I was happy for her — and then I was jealous.
I could tell she was a part of something bigger, and also smaller: a community of people connected by, in some cases, little else but the mountain and their mutual desire to conquer it. I wanted in.
The next year, my mom and I drove down with her “3,022 ft” sticker slapped on the back windshield, each with our own goals in mind. The 2014 Mount Marathon race was my second freelance assignment for the Frontiersman, and my last before I was hired full -time. I interviewed friends and classmates — some of whom I’d never thought of as runners or racers — as well as athletes I’d come to think of as “famous” during my high school years. I may not have been part of the “in-crowd” of Mount Marathon finishers, but I was proud to champion the cause, however small, of these daring and caring individuals.
(In case you didn’t know, most mountain runners are really nice.)
Last year, I got to witness the first major influx of international runners to the race, watching world-class athletes say, “This is important,” just by showing up to Alaska’s prized Mount Marathon on our Independence Day. I watched as the Swede Emelie Forsberg crushed a 25-year-old record, right after Spain’s Kilian Jornet owned the men’s fastest time by more than a minute.
It was amazing, and unsettling. Seward was attracting outsiders — good for business and for growing the Alaska mountain running scene, perhaps, but it made a lot of people realize how much we wanted Mount Marathon to be our race. We wanted ownership of it like we did of the joke about the mosquito being Alaska’s state bird (no, it’s not really, and no, Minnesota, you can’t claim it).
This year, I, and hopefully many others, came to another realization. With David Norris’s win over everyone in his first Mount Marathon race — slicing 22 seconds off the record set by the Spanish phenom in 2015 — he reminded us of the spectacular level of competition we cultivate right here in Alaska.
Hearing Norris was 51 seconds ahead of Jornet’s record at the peak was exciting, but that was nothing compared to the sound of hundreds cheering as he appeared at the top of the road, smiling and sprinting to a world record. It was downright inspiring.
So too was Lyon Kopsack’s top-10 debut, as well as Christy Marvin’s take back of the women’s crown with a significant personal best.
But I was also in awe of two women whom I had never known until I read about them in our paper a few months ago, mourning the loss of their friend and four-time Mount Marathon finisher Renee Millard.
Amber Hays and Natalie Cadieux, I hope you believe me when I say I got choked up writing this. I am so proud of you for getting yourselves up and down that mountain with Renee’s and Dean’s ashes, for bearing witness to a woman whose greatness I’m sure I only got a glimpse of through you. Instead of hiding her away in your hearts, you said, “Here she is.” Thank you.
I finally conquered Mount Marathon myself for the first time the day before the 2016 race. I know what these runners put themselves through, and maybe even why — that sense of accomplishment is glorious, even if the peak is all socked in and you can’t see 20 feet in front of you. Even if you’re tired, muddy, bloody and sore at the end, it’s worth it.
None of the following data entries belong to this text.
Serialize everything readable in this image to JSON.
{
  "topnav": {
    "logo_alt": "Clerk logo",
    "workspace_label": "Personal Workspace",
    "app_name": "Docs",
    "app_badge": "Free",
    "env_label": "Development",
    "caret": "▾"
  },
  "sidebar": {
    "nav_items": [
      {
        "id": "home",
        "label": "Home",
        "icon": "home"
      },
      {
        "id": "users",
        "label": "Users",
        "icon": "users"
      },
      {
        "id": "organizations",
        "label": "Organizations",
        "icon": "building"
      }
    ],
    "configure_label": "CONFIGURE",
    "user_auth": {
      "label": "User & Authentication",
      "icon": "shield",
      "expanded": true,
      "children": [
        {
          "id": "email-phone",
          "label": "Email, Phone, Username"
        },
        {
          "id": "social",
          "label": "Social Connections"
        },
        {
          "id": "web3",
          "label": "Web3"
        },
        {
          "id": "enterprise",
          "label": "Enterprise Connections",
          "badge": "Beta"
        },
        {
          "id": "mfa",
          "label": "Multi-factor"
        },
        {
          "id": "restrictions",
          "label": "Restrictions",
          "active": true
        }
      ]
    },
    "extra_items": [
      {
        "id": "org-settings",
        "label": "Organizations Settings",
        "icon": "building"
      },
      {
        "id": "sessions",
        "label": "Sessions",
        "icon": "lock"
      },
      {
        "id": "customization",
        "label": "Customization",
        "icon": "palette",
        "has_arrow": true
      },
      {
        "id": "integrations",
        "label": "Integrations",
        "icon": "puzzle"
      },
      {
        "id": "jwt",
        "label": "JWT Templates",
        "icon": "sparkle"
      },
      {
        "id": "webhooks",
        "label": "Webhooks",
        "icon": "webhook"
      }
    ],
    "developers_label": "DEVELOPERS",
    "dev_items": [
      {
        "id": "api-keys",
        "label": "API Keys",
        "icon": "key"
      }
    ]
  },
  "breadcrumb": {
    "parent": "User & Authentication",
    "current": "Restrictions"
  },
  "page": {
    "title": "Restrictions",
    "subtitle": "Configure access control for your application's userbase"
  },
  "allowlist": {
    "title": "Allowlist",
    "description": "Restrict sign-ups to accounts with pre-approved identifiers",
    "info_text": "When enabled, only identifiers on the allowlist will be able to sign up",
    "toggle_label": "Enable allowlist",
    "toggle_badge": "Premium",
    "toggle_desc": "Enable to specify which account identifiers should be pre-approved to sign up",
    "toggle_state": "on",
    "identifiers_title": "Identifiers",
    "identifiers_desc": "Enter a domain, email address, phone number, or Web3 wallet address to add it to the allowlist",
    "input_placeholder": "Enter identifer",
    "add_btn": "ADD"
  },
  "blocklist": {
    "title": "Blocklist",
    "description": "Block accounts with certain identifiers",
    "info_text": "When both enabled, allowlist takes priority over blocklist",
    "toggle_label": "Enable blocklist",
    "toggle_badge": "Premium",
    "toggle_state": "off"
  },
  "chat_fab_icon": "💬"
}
Being born and raised in the Valley, perhaps I have an innate love of mountains that not all Alaska residents have. At times mysterious and magical, the mountains are also every day, and I love that. Each ridge I’ve climbed probably has equally awesome, hilarious and horrible memories associated with it, and Mount Marathon, I’m sure, will be no different.
I don’t know if I’ll ever run the race — I still can’t say if I’m more or less intimidated by it now that I’ve made it to the top of the mountain and back down in one piece — but I will say that it will always be an event worth watching.
Caitlin Skvorc is a Wasilla-grown reporter who sometimes goes incognito as a runner, hiker, skier and Ultimate Frisbee player.